- Country: United States
- Language: English

Publication
- Published in: The Sunnier Side: Twelve Arcadian Tales
- Publisher: Farrar, Straus and Giroux
- Publication date: April 13, 1950

= The Band Concert (short story) =

"The Band Concert" is a short story by Charles R. Jackson and first collected in The Sunnier Side: Twelve Arcadian Tales in 1950 by Farrar, Straus and Giroux.

A coming of age story, “The Band Concert” is the first in a short story sequence of Jackson’s eight “Arcadian tales” that feature his autobiographical character Don Birnam as narrator.

==Plot==
“The Band Concert” is told from a first-person limited point-of-view. The narrator is the 8-or 9-year-old Don Birnam, the “alter ego and fictional surrogate” of the author. The story is set in the fictional town of Arcadia, New York around 1911 or 1912.

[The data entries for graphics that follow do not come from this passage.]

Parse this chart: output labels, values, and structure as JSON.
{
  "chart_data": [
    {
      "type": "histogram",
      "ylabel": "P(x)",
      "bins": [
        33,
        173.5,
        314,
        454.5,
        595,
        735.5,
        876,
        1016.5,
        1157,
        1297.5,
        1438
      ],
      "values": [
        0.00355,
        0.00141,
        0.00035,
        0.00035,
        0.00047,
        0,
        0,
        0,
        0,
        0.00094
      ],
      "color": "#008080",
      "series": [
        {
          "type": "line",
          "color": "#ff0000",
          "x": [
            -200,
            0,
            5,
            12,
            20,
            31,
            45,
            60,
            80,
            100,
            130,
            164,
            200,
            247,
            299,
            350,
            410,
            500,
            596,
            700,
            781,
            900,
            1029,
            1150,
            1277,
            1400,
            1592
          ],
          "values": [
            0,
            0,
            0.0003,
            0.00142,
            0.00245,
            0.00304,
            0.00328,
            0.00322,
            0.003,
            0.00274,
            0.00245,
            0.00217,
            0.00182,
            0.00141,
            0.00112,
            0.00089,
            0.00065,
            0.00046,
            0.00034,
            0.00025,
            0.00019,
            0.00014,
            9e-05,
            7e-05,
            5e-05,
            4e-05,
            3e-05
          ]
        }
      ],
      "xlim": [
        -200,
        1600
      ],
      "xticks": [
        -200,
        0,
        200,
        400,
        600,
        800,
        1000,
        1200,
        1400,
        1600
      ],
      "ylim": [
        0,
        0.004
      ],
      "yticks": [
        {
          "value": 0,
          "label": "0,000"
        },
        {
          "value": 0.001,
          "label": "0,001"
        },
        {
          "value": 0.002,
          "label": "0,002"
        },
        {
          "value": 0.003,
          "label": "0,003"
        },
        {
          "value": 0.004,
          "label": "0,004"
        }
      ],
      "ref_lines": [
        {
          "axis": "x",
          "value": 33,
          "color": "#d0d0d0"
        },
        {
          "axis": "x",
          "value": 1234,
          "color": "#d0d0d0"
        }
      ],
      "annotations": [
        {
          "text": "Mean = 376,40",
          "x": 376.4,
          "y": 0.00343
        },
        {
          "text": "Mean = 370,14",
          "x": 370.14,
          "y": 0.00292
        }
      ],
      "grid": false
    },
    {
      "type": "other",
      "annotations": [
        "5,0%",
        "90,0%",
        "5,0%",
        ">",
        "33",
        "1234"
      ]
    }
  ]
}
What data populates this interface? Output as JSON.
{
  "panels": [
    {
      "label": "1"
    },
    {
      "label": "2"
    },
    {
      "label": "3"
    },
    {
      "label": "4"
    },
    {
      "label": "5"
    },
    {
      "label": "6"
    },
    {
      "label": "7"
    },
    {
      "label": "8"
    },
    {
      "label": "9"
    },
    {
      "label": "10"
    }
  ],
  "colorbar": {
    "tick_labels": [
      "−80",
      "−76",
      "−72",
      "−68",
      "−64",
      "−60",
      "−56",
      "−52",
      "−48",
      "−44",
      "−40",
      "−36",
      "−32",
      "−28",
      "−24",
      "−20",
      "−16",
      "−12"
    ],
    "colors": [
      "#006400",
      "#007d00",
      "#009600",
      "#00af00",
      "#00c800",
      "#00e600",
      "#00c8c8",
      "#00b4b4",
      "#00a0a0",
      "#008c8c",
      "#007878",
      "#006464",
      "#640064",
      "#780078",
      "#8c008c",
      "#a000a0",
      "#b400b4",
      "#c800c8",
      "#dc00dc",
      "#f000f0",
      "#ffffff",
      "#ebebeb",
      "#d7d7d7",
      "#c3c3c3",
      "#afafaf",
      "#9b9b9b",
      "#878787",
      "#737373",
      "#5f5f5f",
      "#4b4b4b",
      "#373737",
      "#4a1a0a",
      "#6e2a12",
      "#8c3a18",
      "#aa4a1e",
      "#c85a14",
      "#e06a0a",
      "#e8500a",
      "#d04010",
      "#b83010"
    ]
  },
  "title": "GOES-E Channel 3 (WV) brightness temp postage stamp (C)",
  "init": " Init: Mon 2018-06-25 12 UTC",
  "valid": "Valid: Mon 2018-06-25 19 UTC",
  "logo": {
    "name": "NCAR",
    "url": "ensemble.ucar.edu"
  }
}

The Birnam family children discover that their next door neighbors, the Dettersons, have hired a summer domestic worker, a young Canadian “girl” named Angela, who “looked like a grownup.” The Birnum children are encouraged to include her in their games and discover her to be childlike in her enthusiasm. When Don innocently calls her a “fool” for an inept act, Angela runs home in tears. Don is informed that in Commonwealth countries, the term is not benign, but denotes “an imbecile or a feeble-minded person”; Don is asked to be more thoughtful in his remarks.

Angela is particularly fond of outdoor performances by the Arcadia Military Band; she can barely contain her excitement for these Saturday night events. The popular ensemble is composed of local male residents, mostly small business owners as well as some factory workers. The community event is always well-attended. Don observes that Angela is fascinated by the band’s cornet player, Tony di Santo, a cannery laborer. The handsome Tony rewards Angela’s fetching behavior with seductive grins and winks.

That night after the Birnam children are sleeping at home they are awakened by their mother. Angela has not returned to the Detterson’s household: do they know where she is? From what the children tell Don’s mother she surmises what may have happened.

The next morning Mr. Detterson informs the Birnams that Angela has been located on a canal bank behind the canning factory; Tony di Santo has been implicated in her absence. In a jocular tone, Detterson remarks “I guess Angela has had her fling.” Moments later, a car pulls up and a local doctor, the owner of the cannery exit, and a disheveled Angela emerge from the vehicle; she is quickly ushered into the Detterson house. Don reports the Angela was taken back to Canada and never seen again in Arcadia.

==Critical appraisal==
A key thematic element emerges when Mr. Detterson, Angela’s employer, cynically announces that the disgraced girl “has had her fling” (in fact, she has likely been raped by the band member Tony). Literary critic Mark Connelly notes that the naive Don Birnam is unequipped to grasp the insulting sexual connotation conveyed by the word “fling.”

I didn’t know what the phrase [“had her fling”] meant but I was excited. It conjured up a lovely picture of Angela leaning over a balustrade, flushed and happy, tossing flowers to a throng of admirers below. She wore a cap of pearls, her arms were filled with roses, and looking up from the crowd was the handsome, smiling face of Tony di Santo.

Literary critic John W. Crowley praises Jackson’s adroit handling of the limited point-of-view, adding thematic depth to the tale:

Don merely senses the disturbing realities concealed from him by an adult language he has yet to master. But like Huckleberry Finn and similarly innocent narrators in Anderson’s "I'm a Fool” (1922) and Hemingway’s “My Old Man” (1923), Don sees more than he knows: the clarity of his childish vision captures complications beyond his ken.”

Biographer Blake Bailey offers this praise: “Such a deft handling of narrative point of view,” marking an inflection point linking “innocence to experience,” adds to the overall gravity of The Sunnier Side collection.

== Sources ==
- Bailey, Blake. 2013. Farther and Wilder: The Lost Weekends and Literary Dreams of Charles Jackson. Alfred A. Knopf, New York.
- Connelly, Mark. 2001. Deadly Closets: The Fiction of Charles Jackson. University Press of America, Latham, New York, Oxford.
- Crowley, John W. 2011. The Dark Side of Charles Jackson’s Sunnier Side. American Literary Realism, Vol. 43, No. 3 (Spring 2011), pp. 259–278. https://www.jstor.org/stable/10.5406/amerlitereal.43.3.0259?seq=1 Accessed 30 May 2025.
- Jackson, Charles R. 2013. The Sunnier Side and Other Stories. Introduction by Blake Bailey. Vintage Books, New York.